2006-12-17 04:42:47 · 2 answers · asked by Viean H 1 in Science & Mathematics ➔ Physics
I presume you are interested in PE = KE; that is, potential energy equals kinetic energy, which is representative of the conservation of energy.
When a pendulum weight is h height above the lowest point of the swing of the pendulum, and the weight is motionless, its potential energy is PE = mgh; where m = mass of the weight (assuming a massless pendulum arm), g = 9.81 m/sec^2, and h = that height above lowest point in meters.
When that weight is let go, the conservation of energy says all that PE must be converted into KE = 1/2 mv^2; where v = the tangential velocity of the weight at the bottom of the swing. Thus we have mgh = 1/2 mv^2; and gh = 1/2 v^2; so that v^2 = 2gh or v = sqrt(2gh) if you are solving for the tangential velocity.

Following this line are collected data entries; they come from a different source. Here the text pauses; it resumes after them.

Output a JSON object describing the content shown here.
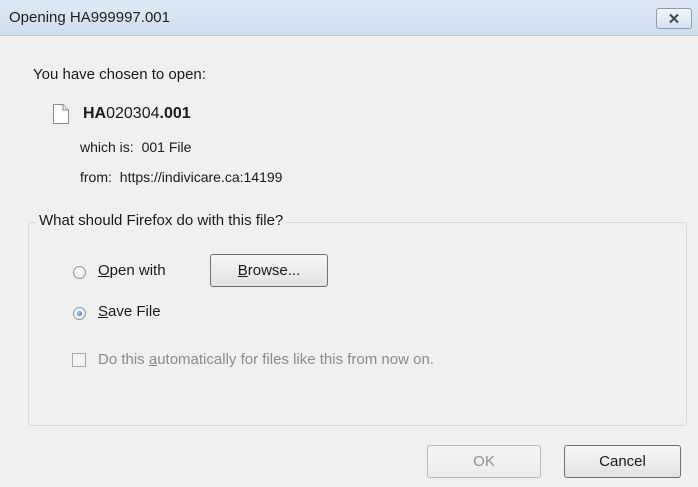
{
  "window": {
    "title": "Opening HA999997.001",
    "close_icon": "close-icon"
  },
  "dialog": {
    "intro": "You have chosen to open:",
    "file": {
      "icon": "document-icon",
      "name_prefix": "HA",
      "name_middle": "020304",
      "name_suffix": ".001",
      "type_label": "which is:",
      "type_value": "001 File",
      "from_label": "from:",
      "from_value": "https://indivicare.ca:14199"
    },
    "group_title": "What should Firefox do with this file?",
    "options": {
      "open_with": {
        "mnemonic": "O",
        "rest": "pen with",
        "selected": false
      },
      "browse_button": {
        "mnemonic": "B",
        "rest": "rowse..."
      },
      "save_file": {
        "mnemonic": "S",
        "rest": "ave File",
        "selected": true
      },
      "auto": {
        "before": "Do this ",
        "mnemonic": "a",
        "after": "utomatically for files like this from now on.",
        "checked": false,
        "enabled": false
      }
    },
    "buttons": {
      "ok": "OK",
      "cancel": "Cancel"
    }
  }
}
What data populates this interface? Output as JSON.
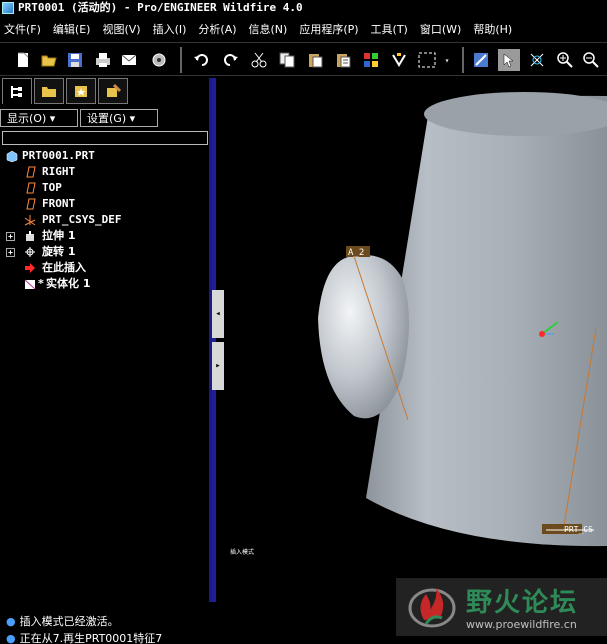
{
  "window": {
    "title": "PRT0001 (活动的) - Pro/ENGINEER Wildfire 4.0"
  },
  "menu": [
    "文件(F)",
    "编辑(E)",
    "视图(V)",
    "插入(I)",
    "分析(A)",
    "信息(N)",
    "应用程序(P)",
    "工具(T)",
    "窗口(W)",
    "帮助(H)"
  ],
  "toolbar_icons": [
    "new-icon",
    "open-icon",
    "save-icon",
    "print-icon",
    "email-icon",
    "disk-icon",
    "undo-icon",
    "redo-icon",
    "cut-icon",
    "copy-icon",
    "paste-icon",
    "paste-special-icon",
    "regenerate-icon",
    "regen-manager-icon",
    "select-box-icon",
    "model-icon",
    "select-icon",
    "datum-icon",
    "zoom-in-icon",
    "zoom-out-icon"
  ],
  "left_panel": {
    "display_dropdown": "显示(O) ▾",
    "settings_dropdown": "设置(G) ▾"
  },
  "tree": {
    "root": "PRT0001.PRT",
    "items": [
      {
        "label": "RIGHT"
      },
      {
        "label": "TOP"
      },
      {
        "label": "FRONT"
      },
      {
        "label": "PRT_CSYS_DEF"
      },
      {
        "label": "拉伸 1"
      },
      {
        "label": "旋转 1"
      },
      {
        "label": "在此插入"
      },
      {
        "label": "实体化 1"
      }
    ]
  },
  "graphics": {
    "axis_label": "A_2",
    "csys_label": "PRT_CS",
    "insert_label": "插入模式",
    "splitter_left": "◂",
    "splitter_right": "▸"
  },
  "status": {
    "line1": "插入模式已经激活。",
    "line2": "正在从7.再生PRT0001特征7"
  },
  "watermark": {
    "title": "野火论坛",
    "url": "www.proewildfire.cn"
  }
}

If you are solving for acceleration (g) you have g = v^2/(2h), This is one way to verify that g ~ 9.81 m/sec^2, but you have to be able to measure v at the bottom of the swing in experimentation. Generally, one just assumes g = 9.81 m/sec^2 at Earth's surface because that's usually close enough. But, as g does vary inversely with the square of the distance from the center of the Earth, your elevation on Earth could make a difference if you are looking for precision.

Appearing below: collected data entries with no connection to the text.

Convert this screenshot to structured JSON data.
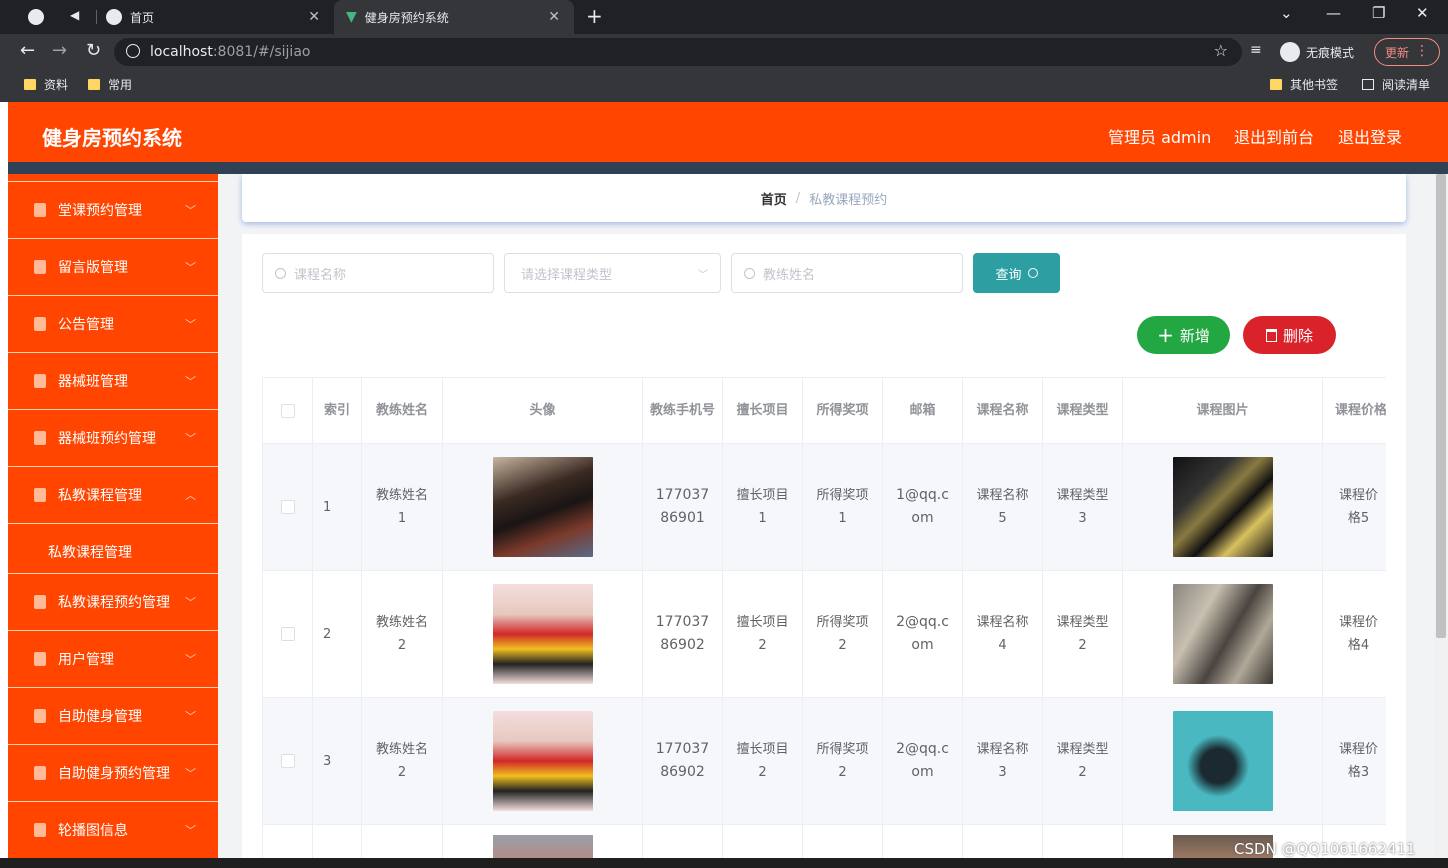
{
  "browser": {
    "tabs": [
      {
        "title": "首页"
      },
      {
        "title": "健身房预约系统"
      }
    ],
    "url_host": "localhost",
    "url_rest": ":8081/#/sijiao",
    "incognito_label": "无痕模式",
    "update_label": "更新",
    "bookmarks": [
      "资料",
      "常用"
    ],
    "bookmarks_right": [
      "其他书签",
      "阅读清单"
    ]
  },
  "header": {
    "brand": "健身房预约系统",
    "admin": "管理员 admin",
    "to_front": "退出到前台",
    "logout": "退出登录",
    "color": "#ff4500"
  },
  "sidebar": {
    "items": [
      {
        "label": "堂课预约管理",
        "icon": "microphone-icon"
      },
      {
        "label": "留言版管理",
        "icon": "document-x-icon"
      },
      {
        "label": "公告管理",
        "icon": "bar-chart-icon"
      },
      {
        "label": "器械班管理",
        "icon": "brush-icon"
      },
      {
        "label": "器械班预约管理",
        "icon": "clipboard-check-icon"
      },
      {
        "label": "私教课程管理",
        "icon": "printer-icon",
        "expanded": true,
        "sub": "私教课程管理"
      },
      {
        "label": "私教课程预约管理",
        "icon": "crop-icon"
      },
      {
        "label": "用户管理",
        "icon": "location-icon"
      },
      {
        "label": "自助健身管理",
        "icon": "fullscreen-icon"
      },
      {
        "label": "自助健身预约管理",
        "icon": "clock-icon"
      },
      {
        "label": "轮播图信息",
        "icon": "tickets-icon"
      }
    ]
  },
  "breadcrumb": {
    "home": "首页",
    "sep": "/",
    "current": "私教课程预约"
  },
  "search": {
    "course_placeholder": "课程名称",
    "type_placeholder": "请选择课程类型",
    "coach_placeholder": "教练姓名",
    "query_label": "查询"
  },
  "actions": {
    "add_label": "新增",
    "delete_label": "删除"
  },
  "table": {
    "headers": [
      "索引",
      "教练姓名",
      "头像",
      "教练手机号",
      "擅长项目",
      "所得奖项",
      "邮箱",
      "课程名称",
      "课程类型",
      "课程图片",
      "课程价格"
    ],
    "rows": [
      {
        "index": "1",
        "coach": "教练姓名1",
        "phone": "17703786901",
        "skill": "擅长项目1",
        "award": "所得奖项1",
        "email": "1@qq.com",
        "course": "课程名称5",
        "type": "课程类型3",
        "price": "课程价格5"
      },
      {
        "index": "2",
        "coach": "教练姓名2",
        "phone": "17703786902",
        "skill": "擅长项目2",
        "award": "所得奖项2",
        "email": "2@qq.com",
        "course": "课程名称4",
        "type": "课程类型2",
        "price": "课程价格4"
      },
      {
        "index": "3",
        "coach": "教练姓名2",
        "phone": "17703786902",
        "skill": "擅长项目2",
        "award": "所得奖项2",
        "email": "2@qq.com",
        "course": "课程名称3",
        "type": "课程类型2",
        "price": "课程价格3"
      }
    ]
  },
  "watermark": "CSDN @QQ1061662411"
}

2006-12-17 05:06:49 · answer #1 · answered by oldprof 7 · 0⤊ 0⤋
I'm not sure I can type in the appropriate symbols, but the period of oscillation for a pendulum is proportional to: 1/(square root of) L/g --- where L is the length of the pendulum and g is the acceleration of gravity. Perhaps the term 2 pi precedes the value for length of pendulum. Length of pendulum should be in feet and "g" expressed as 32 feet/sec/sec for an answer in seconds. The usual pendulum in a wall clock is timed for 1/2 second, but large "grandfather" clocks may swing only once per second.
2006-12-17 13:01:27 · answer #2 · answered by Scoop81 3 · 0⤊ 0⤋